To take that decision, one needs to compare the P/E to other stocks in a comparable category or industry. So if most other stocks in the biotech industry have P/Es of around 40, then Xlerate could be undervalued and hence its ‘valuation seems attractive.’
However, there could be two reasons why the market has priced it lower : Either the major local and global investors are unaware of the company and its performance and hence haven’t been able to value it correctly, or they think the stock purposely ought to be priced lower than competitors due to reasons such as bad management, expected slowdown in performance, inadequate ability to deal with future/competition, etc.
Similarly, if most of the other emerging market indices P/E s are at around 12 and India’s P/E is at 17, then India is considered ‘expensive.’
Inflation figures spook market
Inflation is basically a measure of prices in the country. It is measured by something called the WPI — wholesale price index, which factors in prices of basic goods and commodities in India. It is usually indicated in percentage terms. For the banking and financial system players, inflation is the centre of their universe. The reason: inflation erodes the value of money and hence the return on investment. If inflation is 4 per cent, it means that a lunch that cost Rs 100 last year will cost you Rs 104 today. Your Rs 100 should have grown by Rs 4 in one year for you to enjoy the same standard of living. Hence, for you to have a ‘real’ return on your investment of Rs 100, the interest rate should be more than 4 per cent.

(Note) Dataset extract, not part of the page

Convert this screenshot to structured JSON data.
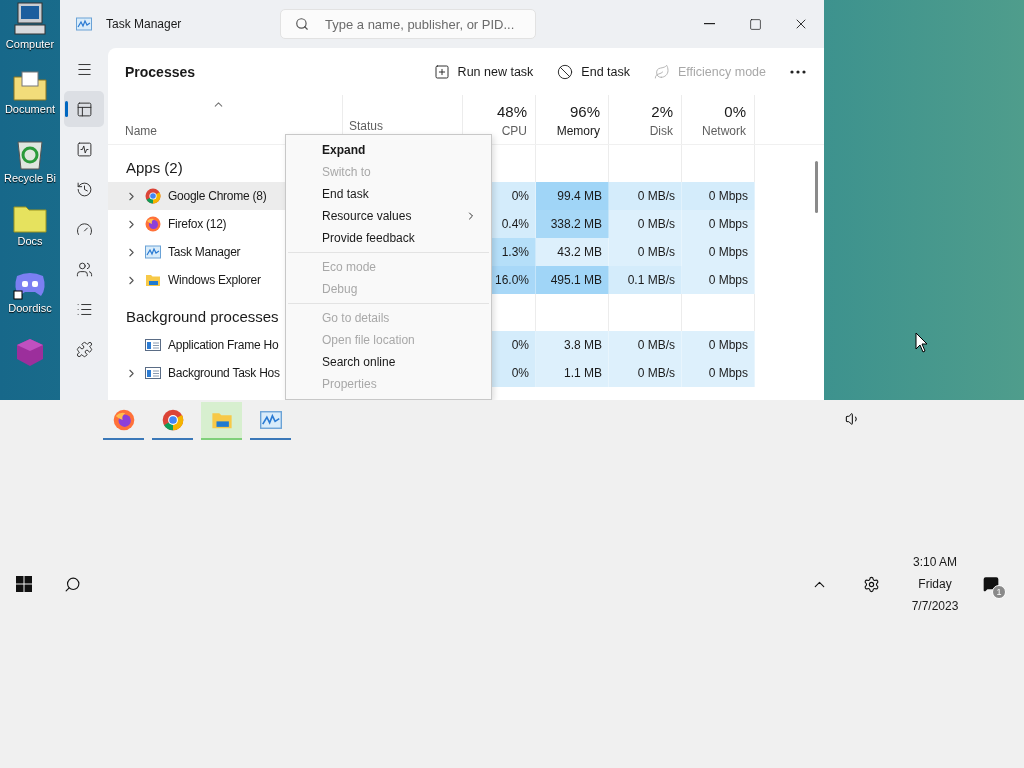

Hence when inflation rises, interest rates need to rise to ensure that investors get ‘real returns.’
Liquidity is tight
This phrase is used generously by journalists across the stock, debt and commodities markets. Liquidity refers to the amount of money floating in the system and which is available to corporates, government and individuals. The Reserve Bank of India creates money in the system. It also reduces the amount of money in circulation by sucking up money from the system either by buying rupees from banks and selling them foreign currency, or by issuing government securities which banks and institutions subscribe to. The RBI is, therefore, the controller of liquidity. Liquidity can become ‘tight’ when the demand for funds far exceeds the supply. This could happen due to a variety of reasons:
Corporates are borrowing more to fund their business growth and for capital investments;
The Government of India is borrowing more to cover the gap between its expenses and income;
The value of the rupee is depreciating faster than the RBI would like and hence the RBI is ‘buying rupees’ to increase its value versus the dollar.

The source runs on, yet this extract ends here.